A key point in wireless connectivity for the IoT is the software, Goren asserts. Traditionally, the way to interface wireless was in the lower level of the software, typically level two or three, he says. “This required a deep understanding of software stacks. Integrating the software stack in the application layer (typically, layer seven) means there is no need to know how it works underneath,” explains Goren. Relieving the engineer of the need to understand wireless technology will lead to a broad and quick take-up and deployment of IoT-enabled technology.
IoT In Action
Goren recalls a demo at last year’s Electronica tradeshow with TI’s sensors, microcontrollers, wireless connectivity and software. The solution showed how multiple physical networks could be connected to a unified Cloud. An engineer took it upon himself to change the demo before leaving for the day and surprised his colleagues the next morning when the Bluetooth speaker started reciting the temperature! The engineer had used the temperature sensor as an endpoint, which was connected to a ZigBee gateway using a TI processor and interface. The gateway was connected over an Ethernet connection to the IBM server in the Cloud, and used IBM Cloud software to communicate a Google Translate temperature sentence which was relayed to the Bluetooth speaker. Goren says this is the IoT – a node connected the Cloud, enabling it to do things that were not done before, using equipment and services that already exist.
He offers another example of available services and devices adapted by IoT technology. An air conditioner, controlled by an IR sensor, is connected to the Cloud by Wi-Fi and monitored and controlled by Cloud software. Adding a magnetic ‘capsule’ to the air conditioning system creates a gateway, which can connect to a smartphone that can act as a remote control to program, activate or deactivate the AC unit. All of this can be retro-fitted, points out Goren.

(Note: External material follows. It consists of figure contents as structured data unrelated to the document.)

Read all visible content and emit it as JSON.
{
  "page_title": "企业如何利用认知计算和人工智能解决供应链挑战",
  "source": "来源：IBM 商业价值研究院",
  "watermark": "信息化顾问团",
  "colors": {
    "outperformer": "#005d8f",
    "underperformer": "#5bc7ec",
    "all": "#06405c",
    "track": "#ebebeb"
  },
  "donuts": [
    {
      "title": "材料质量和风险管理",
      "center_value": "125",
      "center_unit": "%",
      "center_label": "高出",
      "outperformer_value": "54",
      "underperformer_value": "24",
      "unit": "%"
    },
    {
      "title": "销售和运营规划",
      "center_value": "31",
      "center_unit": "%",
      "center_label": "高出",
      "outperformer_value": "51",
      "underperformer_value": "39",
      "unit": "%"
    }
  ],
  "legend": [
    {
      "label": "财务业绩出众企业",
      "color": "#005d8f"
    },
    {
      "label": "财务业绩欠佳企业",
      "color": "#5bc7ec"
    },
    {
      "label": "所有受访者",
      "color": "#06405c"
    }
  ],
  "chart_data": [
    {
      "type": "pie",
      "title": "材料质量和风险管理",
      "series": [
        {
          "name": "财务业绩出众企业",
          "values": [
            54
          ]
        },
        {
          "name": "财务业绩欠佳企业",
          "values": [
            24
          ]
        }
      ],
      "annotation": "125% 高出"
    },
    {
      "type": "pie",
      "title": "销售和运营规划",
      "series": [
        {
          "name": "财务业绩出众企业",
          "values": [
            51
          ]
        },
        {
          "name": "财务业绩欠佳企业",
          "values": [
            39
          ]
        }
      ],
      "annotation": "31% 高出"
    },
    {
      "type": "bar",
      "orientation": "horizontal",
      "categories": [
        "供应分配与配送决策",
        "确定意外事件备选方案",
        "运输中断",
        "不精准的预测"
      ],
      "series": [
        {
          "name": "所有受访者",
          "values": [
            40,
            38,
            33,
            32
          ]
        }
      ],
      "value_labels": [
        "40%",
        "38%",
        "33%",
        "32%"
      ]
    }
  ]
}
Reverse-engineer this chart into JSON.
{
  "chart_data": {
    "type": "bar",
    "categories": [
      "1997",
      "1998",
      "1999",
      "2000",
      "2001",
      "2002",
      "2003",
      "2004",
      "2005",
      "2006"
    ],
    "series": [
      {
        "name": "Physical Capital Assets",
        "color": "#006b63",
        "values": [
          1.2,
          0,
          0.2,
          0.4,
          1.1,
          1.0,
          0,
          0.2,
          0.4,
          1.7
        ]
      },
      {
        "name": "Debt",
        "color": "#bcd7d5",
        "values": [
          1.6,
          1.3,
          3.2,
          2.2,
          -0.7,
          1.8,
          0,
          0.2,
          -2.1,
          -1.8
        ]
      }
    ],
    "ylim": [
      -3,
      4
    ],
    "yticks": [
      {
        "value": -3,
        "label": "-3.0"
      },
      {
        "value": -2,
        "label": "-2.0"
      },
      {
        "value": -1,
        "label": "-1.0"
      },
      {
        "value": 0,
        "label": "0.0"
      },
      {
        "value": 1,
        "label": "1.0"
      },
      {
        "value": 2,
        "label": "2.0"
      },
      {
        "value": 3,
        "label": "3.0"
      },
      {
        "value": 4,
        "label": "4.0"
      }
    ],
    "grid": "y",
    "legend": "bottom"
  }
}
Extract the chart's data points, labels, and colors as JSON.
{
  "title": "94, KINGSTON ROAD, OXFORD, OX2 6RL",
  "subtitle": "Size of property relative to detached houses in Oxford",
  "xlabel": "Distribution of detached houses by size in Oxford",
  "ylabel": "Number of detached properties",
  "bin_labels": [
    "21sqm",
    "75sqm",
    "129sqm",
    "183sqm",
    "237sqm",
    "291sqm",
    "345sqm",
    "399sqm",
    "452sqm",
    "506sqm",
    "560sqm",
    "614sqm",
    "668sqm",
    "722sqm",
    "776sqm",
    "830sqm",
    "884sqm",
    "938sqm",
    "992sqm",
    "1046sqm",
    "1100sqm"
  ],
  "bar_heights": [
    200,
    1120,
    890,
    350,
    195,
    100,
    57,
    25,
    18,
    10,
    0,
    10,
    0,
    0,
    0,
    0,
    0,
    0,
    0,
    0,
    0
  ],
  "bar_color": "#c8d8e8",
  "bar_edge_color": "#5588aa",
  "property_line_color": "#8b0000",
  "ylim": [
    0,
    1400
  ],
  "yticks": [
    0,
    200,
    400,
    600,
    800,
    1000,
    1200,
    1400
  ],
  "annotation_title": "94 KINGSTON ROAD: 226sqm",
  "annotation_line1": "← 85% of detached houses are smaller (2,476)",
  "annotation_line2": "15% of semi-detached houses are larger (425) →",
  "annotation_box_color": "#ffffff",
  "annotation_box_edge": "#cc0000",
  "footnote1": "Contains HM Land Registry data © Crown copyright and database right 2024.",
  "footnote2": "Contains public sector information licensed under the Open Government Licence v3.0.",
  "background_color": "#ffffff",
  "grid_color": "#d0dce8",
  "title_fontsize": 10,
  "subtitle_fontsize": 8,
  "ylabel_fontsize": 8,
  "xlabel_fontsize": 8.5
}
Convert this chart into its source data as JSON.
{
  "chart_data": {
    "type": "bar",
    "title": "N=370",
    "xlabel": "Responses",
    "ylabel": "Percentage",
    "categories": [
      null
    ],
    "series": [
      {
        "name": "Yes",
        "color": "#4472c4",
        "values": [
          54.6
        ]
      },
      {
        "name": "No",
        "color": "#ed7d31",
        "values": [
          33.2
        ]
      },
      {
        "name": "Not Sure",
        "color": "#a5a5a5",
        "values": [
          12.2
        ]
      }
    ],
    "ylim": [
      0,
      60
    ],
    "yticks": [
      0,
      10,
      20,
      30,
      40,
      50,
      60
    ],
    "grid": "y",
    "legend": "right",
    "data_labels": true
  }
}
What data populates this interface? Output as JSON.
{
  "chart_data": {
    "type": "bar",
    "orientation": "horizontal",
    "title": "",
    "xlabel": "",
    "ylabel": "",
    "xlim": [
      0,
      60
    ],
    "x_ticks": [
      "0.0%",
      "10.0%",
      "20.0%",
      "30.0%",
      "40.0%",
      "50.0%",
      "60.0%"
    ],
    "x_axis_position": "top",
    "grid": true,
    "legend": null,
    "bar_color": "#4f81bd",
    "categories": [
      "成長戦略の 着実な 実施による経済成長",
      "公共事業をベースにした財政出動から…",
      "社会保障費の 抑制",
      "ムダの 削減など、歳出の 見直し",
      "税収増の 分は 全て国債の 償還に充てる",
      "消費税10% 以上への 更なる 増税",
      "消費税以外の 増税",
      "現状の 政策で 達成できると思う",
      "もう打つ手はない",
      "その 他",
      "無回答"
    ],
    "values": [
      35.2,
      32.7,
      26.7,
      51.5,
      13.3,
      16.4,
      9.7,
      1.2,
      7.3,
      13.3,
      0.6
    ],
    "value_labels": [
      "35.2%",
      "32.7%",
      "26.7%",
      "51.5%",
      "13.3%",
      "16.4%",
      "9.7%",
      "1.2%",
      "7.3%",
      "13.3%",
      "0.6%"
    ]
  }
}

Rather than decisions being made locally, the IoT offers a bigger picture which leads to more analysis ahead of decision making, he says. Another example is a smart meter. Rather than monitor the water pump for leaks, the IoT allows an engineer to look at the whole system to see which area is using more water and identify an area which may be the site of a leakage.
The future IoT will leverage standard Internet services, such as analysis and visualization, and encompass them all, says Goren.
Goren makes a compelling argument for the IoT to be realized sooner rather than later. The hardware, software, networking and interface devices are already available. It merely needs the ingenuity of ISPs and engineers to adapt them to deliver new, exciting services.